Under these circumstances it's quite likely that your friend should already be represented by a court-appointed child welfare law lawyer. In Oregon child welfare law is called juvenile dependency. If he has a lawyer he needs to get in contact with him right away.
If your friend doesn't have a lawyer appointed to represent him yet he needs to get one appointed right away. To do so he first needs to know which county is hearing his child welfare case. Then he needs to contact that county's juvenile court to request the application paperwork for court-appointed counsel. Such requests are almost always granted and a parent is almost never required to reimburse the state for their public defender's fees. So if he doesn't have a lawyer he needs to get on that right away.
Alternatively his friends and family could retain a child welfare lawyer for him. Even though your friend is probably financially eligible for court-appointed counsel, there are some advantages to retained counsel, chief among them that the parent gets to choose his attorney rather than having the government randomly assign one to him.
There are many court-appointed child welfare lawyers (and case workers and judges) who are experienced, well-trained, passionate, competent, and so on. Those people tend to be the ones who could use their time doing more lucrative things but choose to practice child welfare law as public service. In other words they choose to suffer out of a sense of duty.

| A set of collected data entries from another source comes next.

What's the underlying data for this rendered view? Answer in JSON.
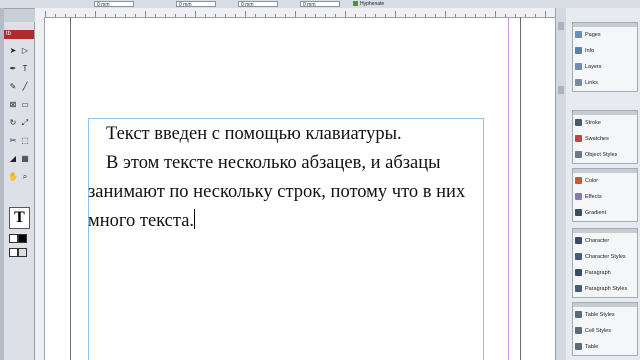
{
  "control_bar": {
    "fields": [
      "0 mm",
      "0 mm",
      "0 mm",
      "0 mm"
    ],
    "hyphenate_label": "Hyphenate"
  },
  "tools_panel": {
    "header": "tb",
    "tools": [
      "selection-tool",
      "direct-selection-tool",
      "pen-tool",
      "type-tool",
      "pencil-tool",
      "line-tool",
      "frame-tool",
      "rectangle-tool",
      "rotate-tool",
      "scale-tool",
      "scissors-tool",
      "free-transform-tool",
      "eyedropper-tool",
      "gradient-tool",
      "hand-tool",
      "zoom-tool"
    ],
    "active_tool_glyph": "T"
  },
  "document": {
    "paragraphs": [
      "Текст введен с помощью клавиатуры.",
      "В этом тексте несколько абзацев, и абзацы занимают по нескольку строк, потому что в них много текста."
    ]
  },
  "panels": {
    "groups": [
      [
        {
          "label": "Pages",
          "icon": "pages-icon",
          "color": "#6b8fb8"
        },
        {
          "label": "Info",
          "icon": "info-icon",
          "color": "#5d7fa8"
        },
        {
          "label": "Layers",
          "icon": "layers-icon",
          "color": "#6f8eb0"
        },
        {
          "label": "Links",
          "icon": "links-icon",
          "color": "#7a8ba0"
        }
      ],
      [
        {
          "label": "Stroke",
          "icon": "stroke-icon",
          "color": "#4d5a6a"
        },
        {
          "label": "Swatches",
          "icon": "swatches-icon",
          "color": "#b84a4a"
        },
        {
          "label": "Object Styles",
          "icon": "object-styles-icon",
          "color": "#6a7a8c"
        }
      ],
      [
        {
          "label": "Color",
          "icon": "color-icon",
          "color": "#c9553a"
        },
        {
          "label": "Effects",
          "icon": "effects-icon",
          "color": "#8a7ab0"
        },
        {
          "label": "Gradient",
          "icon": "gradient-icon",
          "color": "#3d4c5c"
        }
      ],
      [
        {
          "label": "Character",
          "icon": "character-icon",
          "color": "#3a4a6a"
        },
        {
          "label": "Character Styles",
          "icon": "character-styles-icon",
          "color": "#4a5a7a"
        },
        {
          "label": "Paragraph",
          "icon": "paragraph-icon",
          "color": "#3a4a6a"
        },
        {
          "label": "Paragraph Styles",
          "icon": "paragraph-styles-icon",
          "color": "#4a5a7a"
        }
      ],
      [
        {
          "label": "Table Styles",
          "icon": "table-styles-icon",
          "color": "#5a6a7a"
        },
        {
          "label": "Cell Styles",
          "icon": "cell-styles-icon",
          "color": "#5a6a7a"
        },
        {
          "label": "Table",
          "icon": "table-icon",
          "color": "#5a6a7a"
        }
      ]
    ]
  },
  "colors": {
    "tools_header": "#b32a2a",
    "text_frame_border": "#8fc4e8",
    "margin_guide": "#c79bd9"
  }
}
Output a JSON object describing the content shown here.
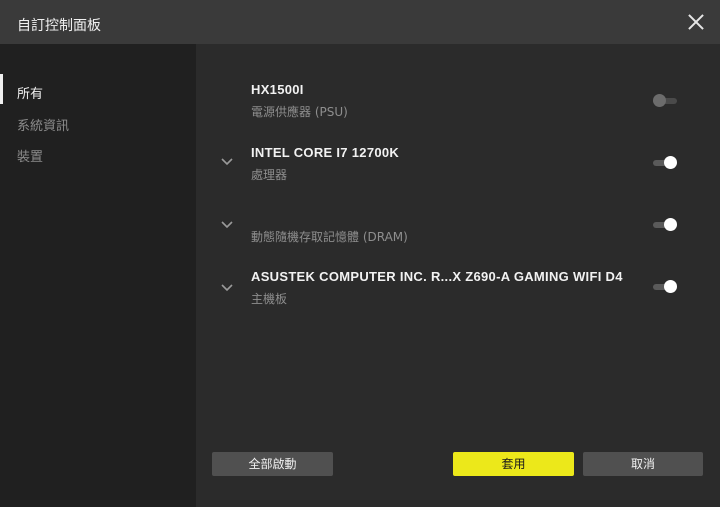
{
  "window": {
    "title": "自訂控制面板"
  },
  "sidebar": {
    "items": [
      {
        "label": "所有",
        "active": true
      },
      {
        "label": "系統資訊",
        "active": false
      },
      {
        "label": "裝置",
        "active": false
      }
    ]
  },
  "devices": [
    {
      "name": "HX1500I",
      "type": "電源供應器 (PSU)",
      "expandable": false,
      "enabled": false
    },
    {
      "name": "INTEL CORE I7 12700K",
      "type": "處理器",
      "expandable": true,
      "enabled": true
    },
    {
      "name": "",
      "type": "動態隨機存取記憶體 (DRAM)",
      "expandable": true,
      "enabled": true
    },
    {
      "name": "ASUSTEK COMPUTER INC. R...X Z690-A GAMING WIFI D4",
      "type": "主機板",
      "expandable": true,
      "enabled": true
    }
  ],
  "footer": {
    "enable_all_label": "全部啟動",
    "apply_label": "套用",
    "cancel_label": "取消"
  },
  "colors": {
    "accent": "#ece81a",
    "titlebar": "#3a3a3a",
    "sidebar": "#202020",
    "main": "#2b2b2b"
  }
}
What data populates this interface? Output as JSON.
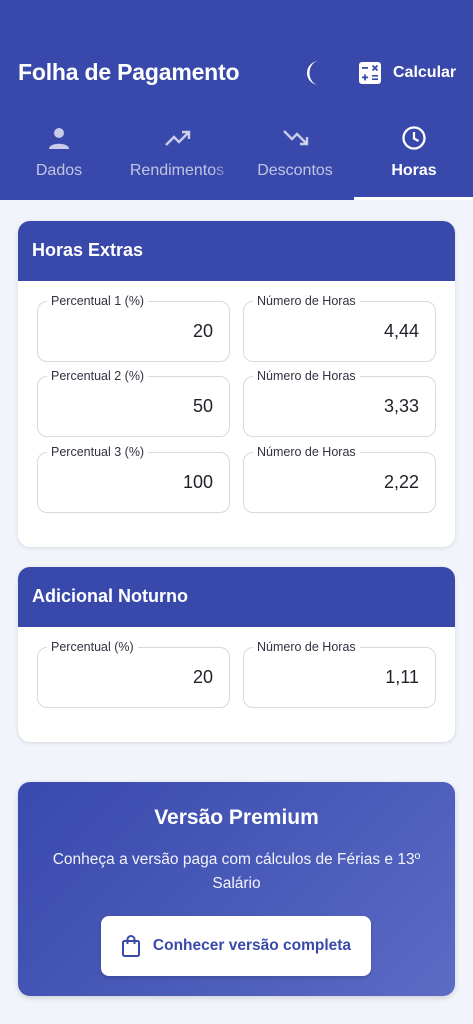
{
  "app": {
    "title": "Folha de Pagamento",
    "calc_label": "Calcular",
    "theme_icon": "moon-icon",
    "calc_icon": "calculator-icon"
  },
  "tabs": [
    {
      "label": "Dados",
      "icon": "person-icon"
    },
    {
      "label": "Rendimentos",
      "icon": "trending-up-icon"
    },
    {
      "label": "Descontos",
      "icon": "trending-down-icon"
    },
    {
      "label": "Horas",
      "icon": "clock-icon",
      "active": true
    }
  ],
  "horas_extras": {
    "title": "Horas Extras",
    "rows": [
      {
        "pct_label": "Percentual 1 (%)",
        "pct_value": "20",
        "hours_label": "Número de Horas",
        "hours_value": "4,44"
      },
      {
        "pct_label": "Percentual 2 (%)",
        "pct_value": "50",
        "hours_label": "Número de Horas",
        "hours_value": "3,33"
      },
      {
        "pct_label": "Percentual 3 (%)",
        "pct_value": "100",
        "hours_label": "Número de Horas",
        "hours_value": "2,22"
      }
    ]
  },
  "adicional_noturno": {
    "title": "Adicional Noturno",
    "pct_label": "Percentual (%)",
    "pct_value": "20",
    "hours_label": "Número de Horas",
    "hours_value": "1,11"
  },
  "premium": {
    "title": "Versão Premium",
    "text": "Conheça a versão paga com cálculos de Férias e 13º Salário",
    "button_label": "Conhecer versão completa",
    "button_icon": "shopping-bag-icon"
  },
  "colors": {
    "primary": "#3949ab",
    "background": "#f2f4fb",
    "card": "#ffffff",
    "field_border": "#d7d9df"
  }
}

There are also a great number of court appointed attorneys, case workers, and even judges who are lazy, complacent, incompetent, ignorant of the law, uncaring, self-righteous, and unfortunately also jaw-droppingly stupid. These people tend to bully parents and children into doing what they think is best rather than what the law requires. Those also tend to be the people who are involved in this type of work not because they care or understand the high moral calling of this area of law, but simply because they're not qualified or trusted to do much else. These people tend not to take their respective roles in the system too seriously. They are often calloused and indifferent to parent's rights or children's desires for reunification.
So again, with a court appointed attorney it's luck of the draw. Sometimes you get great. Sometimes you get awful. Sometimes it's hard for a parent to be a good judge of their lawyer because even good public defenders have to choose which cases to prioritize. Also child welfare lawyers, even the great ones, are often spread too thin to expend a lot of energy reassuring their clients.

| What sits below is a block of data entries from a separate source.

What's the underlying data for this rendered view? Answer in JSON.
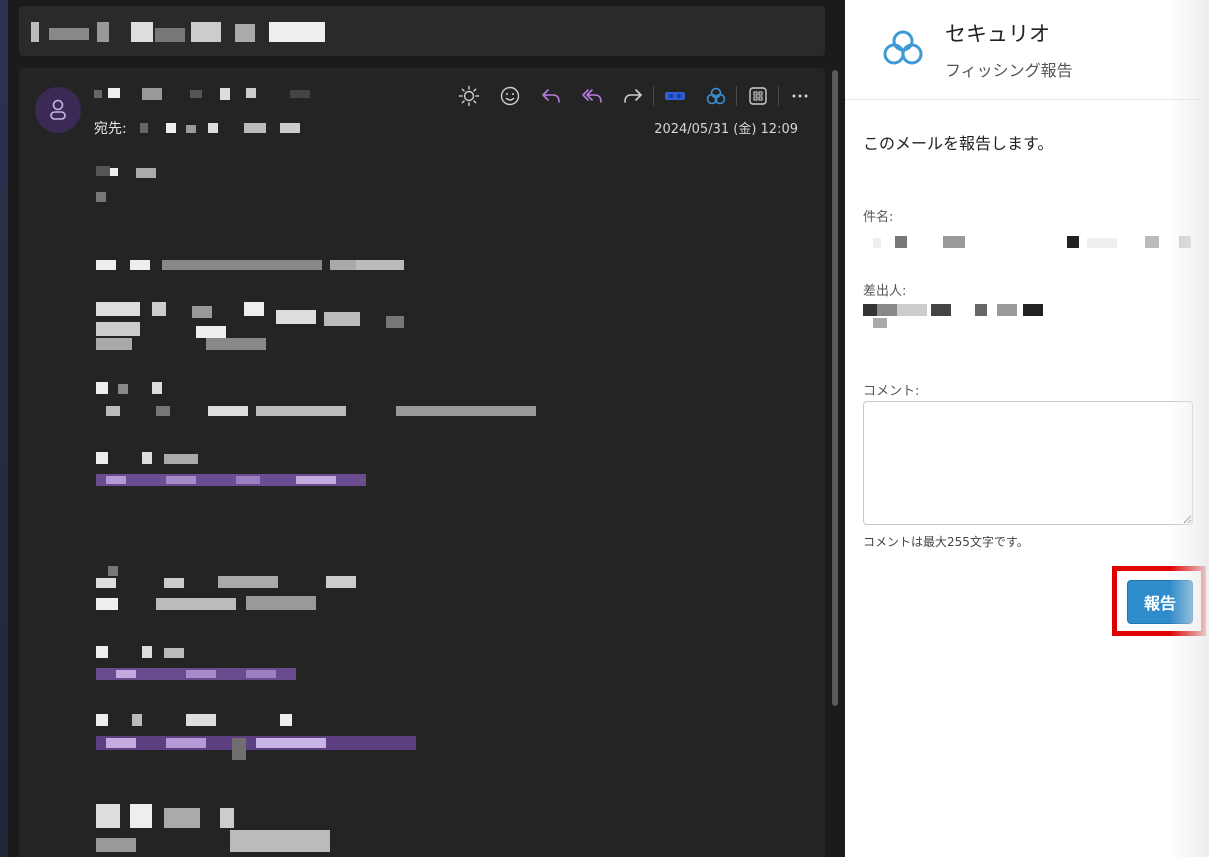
{
  "email": {
    "to_label": "宛先:",
    "date": "2024/05/31 (金) 12:09",
    "toolbar": [
      {
        "icon": "sun-icon",
        "color": "#cfcfcf"
      },
      {
        "icon": "emoji-icon",
        "color": "#cfcfcf"
      },
      {
        "icon": "reply-icon",
        "color": "#b77be0"
      },
      {
        "icon": "reply-all-icon",
        "color": "#b77be0"
      },
      {
        "icon": "forward-icon",
        "color": "#cfcfcf"
      },
      {
        "icon": "addin-icon",
        "color": "#2b5fd8"
      },
      {
        "icon": "securio-icon",
        "color": "#3d8fd6"
      },
      {
        "icon": "apps-icon",
        "color": "#cfcfcf"
      },
      {
        "icon": "more-icon",
        "color": "#cfcfcf"
      }
    ]
  },
  "panel": {
    "title": "セキュリオ",
    "subtitle": "フィッシング報告",
    "report_message": "このメールを報告します。",
    "subject_label": "件名:",
    "sender_label": "差出人:",
    "comment_label": "コメント:",
    "comment_value": "",
    "comment_hint": "コメントは最大255文字です。",
    "report_button": "報告"
  },
  "colors": {
    "accent": "#2e8bcc",
    "highlight": "#e00000",
    "link_purple": "#b77be0"
  }
}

In any event, it's important that your friend get in touch with his lawyer and his caseworker. It is also important that he use his time in prison to make use of all available classes and resources. The Oregon Department of Corrections offers a good variety of services to include parenting classes but unfortunately due to budget cuts availability is limited.

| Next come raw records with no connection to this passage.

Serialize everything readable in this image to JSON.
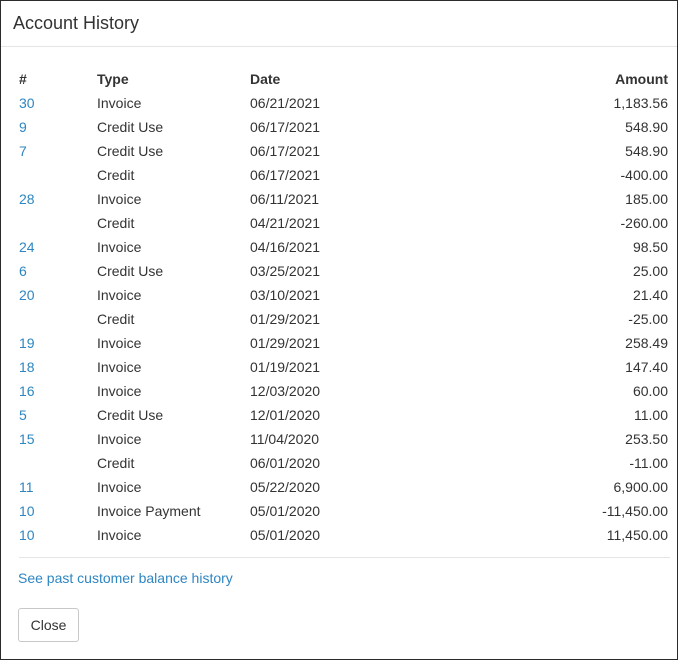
{
  "modal": {
    "title": "Account History"
  },
  "table": {
    "headers": {
      "num": "#",
      "type": "Type",
      "date": "Date",
      "amount": "Amount"
    },
    "rows": [
      {
        "num": "30",
        "type": "Invoice",
        "date": "06/21/2021",
        "amount": "1,183.56"
      },
      {
        "num": "9",
        "type": "Credit Use",
        "date": "06/17/2021",
        "amount": "548.90"
      },
      {
        "num": "7",
        "type": "Credit Use",
        "date": "06/17/2021",
        "amount": "548.90"
      },
      {
        "num": "",
        "type": "Credit",
        "date": "06/17/2021",
        "amount": "-400.00"
      },
      {
        "num": "28",
        "type": "Invoice",
        "date": "06/11/2021",
        "amount": "185.00"
      },
      {
        "num": "",
        "type": "Credit",
        "date": "04/21/2021",
        "amount": "-260.00"
      },
      {
        "num": "24",
        "type": "Invoice",
        "date": "04/16/2021",
        "amount": "98.50"
      },
      {
        "num": "6",
        "type": "Credit Use",
        "date": "03/25/2021",
        "amount": "25.00"
      },
      {
        "num": "20",
        "type": "Invoice",
        "date": "03/10/2021",
        "amount": "21.40"
      },
      {
        "num": "",
        "type": "Credit",
        "date": "01/29/2021",
        "amount": "-25.00"
      },
      {
        "num": "19",
        "type": "Invoice",
        "date": "01/29/2021",
        "amount": "258.49"
      },
      {
        "num": "18",
        "type": "Invoice",
        "date": "01/19/2021",
        "amount": "147.40"
      },
      {
        "num": "16",
        "type": "Invoice",
        "date": "12/03/2020",
        "amount": "60.00"
      },
      {
        "num": "5",
        "type": "Credit Use",
        "date": "12/01/2020",
        "amount": "11.00"
      },
      {
        "num": "15",
        "type": "Invoice",
        "date": "11/04/2020",
        "amount": "253.50"
      },
      {
        "num": "",
        "type": "Credit",
        "date": "06/01/2020",
        "amount": "-11.00"
      },
      {
        "num": "11",
        "type": "Invoice",
        "date": "05/22/2020",
        "amount": "6,900.00"
      },
      {
        "num": "10",
        "type": "Invoice Payment",
        "date": "05/01/2020",
        "amount": "-11,450.00"
      },
      {
        "num": "10",
        "type": "Invoice",
        "date": "05/01/2020",
        "amount": "11,450.00"
      }
    ]
  },
  "footer": {
    "past_link": "See past customer balance history",
    "close_label": "Close"
  },
  "colors": {
    "link": "#2e86c1",
    "text": "#333333",
    "divider": "#e5e5e5"
  }
}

Time is of the essence. Your friend's rights may already be subject to a termination of parental rights (TPR) petition. Under the Adoption and Safe Families Act (ASFA), the government has to find permanency for any child in substitute care (i.e. foster care) for more than 15 out of the past 22 months. So it's likely that the government has filed a TPR petition and that case is moving forward.
If your friend's lawyer is smart he or she will be aware of the recent caselaw suggesting that incarceration alone is not a basis for termination of parental rights. Rather the government must show that reunification of the family cannot occur within a reasonable amount of time as defined by the child's particularized needs. By the way, it's usually towards the end of a child welfare case that the government suddenly discovers that a child has special needs... so if you put two and two together you'll understand what they're doing there.
So wish your friend good luck. He'll need it.